All of the Company’s interest rate swap derivatives were in the Company’s favor as of October 2, 2011 and are presented as assets in the table below and in the accompanying balance sheets. The following tables provide a summary of the Company’s significant financial assets and liabilities carried at fair value and measured on a recurring basis as of October 2, 2011 and January 2, 2011 (in thousands):

 

                                 
          Fair Value Measurements at October 2, 2011  
    Total Carrying
Value at
October 2, 2011
    Quoted Prices in
Active Markets
(Level 1)
    Significant Other
Observable  Inputs
(Level 2)
    Significant
Unobservable
Inputs (Level 3)
 

Assets:

                               

Interest rate swap derivative assets

  $ 8,337     $ —       $ 8,337     $ —    

Restricted investments

    40,952       7,454       33,498       —    

Fixed income securities

    1,915       —         1,915       —    

 

                                 
          Fair Value Measurements at January 2, 2011  
    Total Carrying
Value at
January 2, 2011
    Quoted Prices in
Active Markets
(Level 1)
    Significant Other
Observable  Inputs
(Level 2)
    Significant
Unobservable
Inputs (Level 3)
 

Assets:

                               

Interest rate swap derivative assets

  $ 5,131     $ —       $ 5,131     $ —    

Restricted investments

    11,910       6,168       5,742       —    

Fixed income securities

    1,791       —         1,791       —    

The Company’s Level 1 investment relates to its rabbi trust established for GEO employee and employer contributions to The GEO Group Inc. Non-qualified Deferred Compensation Plan. These contributions are invested in mutual funds for which quoted market prices in active markets are available. The Company’s restricted investment in the rabbi trust is measured at fair value on a recurring basis and is disclosed in “Restricted investments” in the table above. Previously, these investments were disclosed in Note 9 at fair value as of January 2, 2011.

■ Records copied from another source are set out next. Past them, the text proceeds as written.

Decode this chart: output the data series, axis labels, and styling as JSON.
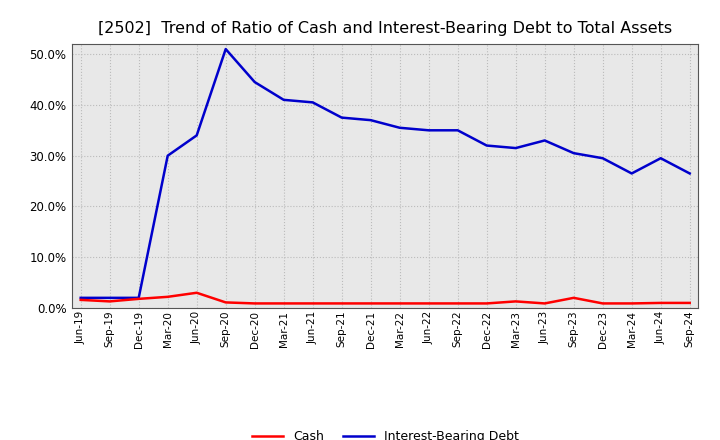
{
  "title": "[2502]  Trend of Ratio of Cash and Interest-Bearing Debt to Total Assets",
  "labels": [
    "Jun-19",
    "Sep-19",
    "Dec-19",
    "Mar-20",
    "Jun-20",
    "Sep-20",
    "Dec-20",
    "Mar-21",
    "Jun-21",
    "Sep-21",
    "Dec-21",
    "Mar-22",
    "Jun-22",
    "Sep-22",
    "Dec-22",
    "Mar-23",
    "Jun-23",
    "Sep-23",
    "Dec-23",
    "Mar-24",
    "Jun-24",
    "Sep-24"
  ],
  "cash": [
    0.016,
    0.013,
    0.018,
    0.022,
    0.03,
    0.011,
    0.009,
    0.009,
    0.009,
    0.009,
    0.009,
    0.009,
    0.009,
    0.009,
    0.009,
    0.013,
    0.009,
    0.02,
    0.009,
    0.009,
    0.01,
    0.01
  ],
  "debt": [
    0.02,
    0.02,
    0.02,
    0.3,
    0.34,
    0.51,
    0.445,
    0.41,
    0.405,
    0.375,
    0.37,
    0.355,
    0.35,
    0.35,
    0.32,
    0.315,
    0.33,
    0.305,
    0.295,
    0.265,
    0.295,
    0.265
  ],
  "cash_color": "#ff0000",
  "debt_color": "#0000cc",
  "ylim_min": 0.0,
  "ylim_max": 0.52,
  "yticks": [
    0.0,
    0.1,
    0.2,
    0.3,
    0.4,
    0.5
  ],
  "plot_bg_color": "#e8e8e8",
  "fig_bg_color": "#ffffff",
  "grid_color": "#bbbbbb",
  "title_fontsize": 11.5,
  "axis_label_fontsize": 7.5,
  "legend_cash": "Cash",
  "legend_debt": "Interest-Bearing Debt"
}
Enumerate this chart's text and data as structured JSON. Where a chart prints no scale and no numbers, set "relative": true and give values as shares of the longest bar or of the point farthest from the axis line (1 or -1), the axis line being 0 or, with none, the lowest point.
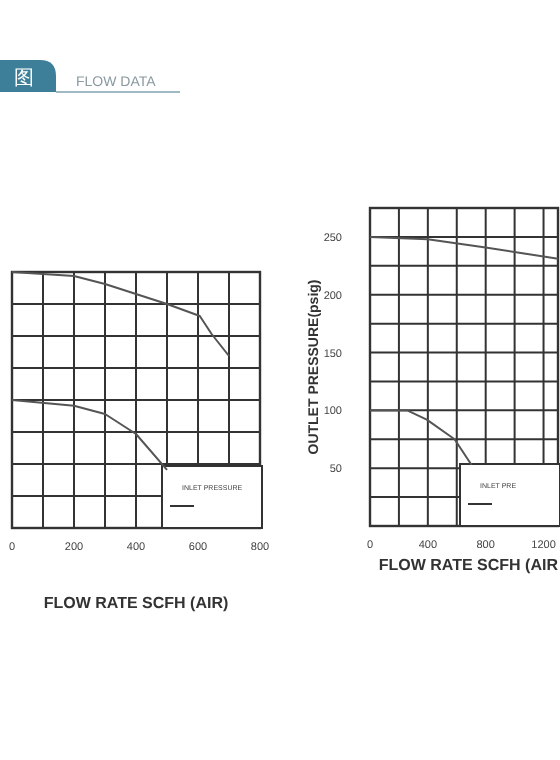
{
  "chart_data": [
    {
      "type": "line",
      "title": "FLOW DATA",
      "annotations": [
        "图"
      ],
      "xlabel": "FLOW RATE SCFH (AIR)",
      "relative": true,
      "grid": true,
      "legend_title": "INLET PRESSURE",
      "xlim": [
        0,
        800
      ],
      "xticks": [
        0,
        {
          "value": 100,
          "label": null
        },
        200,
        {
          "value": 300,
          "label": null
        },
        400,
        {
          "value": 500,
          "label": null
        },
        600,
        {
          "value": 700,
          "label": null
        },
        800
      ],
      "series": [
        {
          "color": "#555555",
          "x": [
            0,
            200,
            300,
            500,
            606,
            644,
            700
          ],
          "values": [
            1,
            0.984,
            0.953,
            0.875,
            0.828,
            0.758,
            0.672
          ]
        },
        {
          "color": "#555555",
          "x": [
            0,
            200,
            300,
            400,
            500
          ],
          "values": [
            0.5,
            0.477,
            0.445,
            0.367,
            0.227
          ]
        }
      ]
    },
    {
      "type": "line",
      "xlabel": "FLOW RATE SCFH (AIR",
      "ylabel": "OUTLET PRESSURE(psig)",
      "grid": true,
      "legend_title": "INLET PRE",
      "xlim": [
        0,
        1300
      ],
      "xticks": [
        0,
        {
          "value": 200,
          "label": null
        },
        400,
        {
          "value": 600,
          "label": null
        },
        800,
        {
          "value": 1000,
          "label": null
        },
        1200
      ],
      "ylim": [
        0,
        275
      ],
      "yticks": [
        {
          "value": 25,
          "label": null
        },
        50,
        {
          "value": 75,
          "label": null
        },
        100,
        {
          "value": 125,
          "label": null
        },
        150,
        {
          "value": 175,
          "label": null
        },
        200,
        {
          "value": 225,
          "label": null
        },
        250
      ],
      "series": [
        {
          "color": "#555555",
          "x": [
            0,
            400,
            800,
            1200,
            1300
          ],
          "values": [
            250,
            248,
            241,
            233,
            231
          ]
        },
        {
          "color": "#555555",
          "x": [
            0,
            257,
            393,
            585,
            701
          ],
          "values": [
            100,
            100,
            92,
            75,
            53
          ]
        }
      ]
    }
  ]
}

The Company’s Level 2 financial instruments included in the table above as of October 2, 2011 and January 2, 2011 consist of an interest rate swap asset held by our Australian subsidiary, other interest rate swap assets of the Company, an investment in Canadian dollar denominated fixed income securities, a guaranteed investment contract which is a restricted investment related to CSC of Tacoma LLC and, as of October 2, 2011, an Investment Repurchase Agreement (“Repo Agreement”) relative to MCF, the Company’s consolidated VIE. During the thirteen weeks ended October 2, 2011, MCF entered into the Repo Agreement to establish an investment for its debt service reserve fund and bond fund payment account. The Repo Agreement consists of a guaranteed investment in the principal amount of $23.8 million related to the debt service reserve fund and a second guaranteed investment related to the bond fund payment account which was $4.0 million as of October 2, 2011. Both of these investments are restricted to eligible investments as defined in 8.47% Revenue Bond indenture (refer to Note 11) and mature on August 1, 2016. As of October 2, 2011, the Repo Agreement is included above as a Level 2 restricted investment since its fair value is based using market interest rates for similar securities. The Australian subsidiary’s interest rate swap asset is valued using a discounted cash flow model based on projected Australian borrowing rates. The Company’s other interest rate swap assets and liabilities are based on pricing models which consider prevailing interest rates, credit risk and similar instruments. The Canadian dollar denominated securities, not actively traded, are valued using quoted rates for these and similar securities. The restricted investment in the guaranteed investment contract is valued using quoted rates for these and similar securities.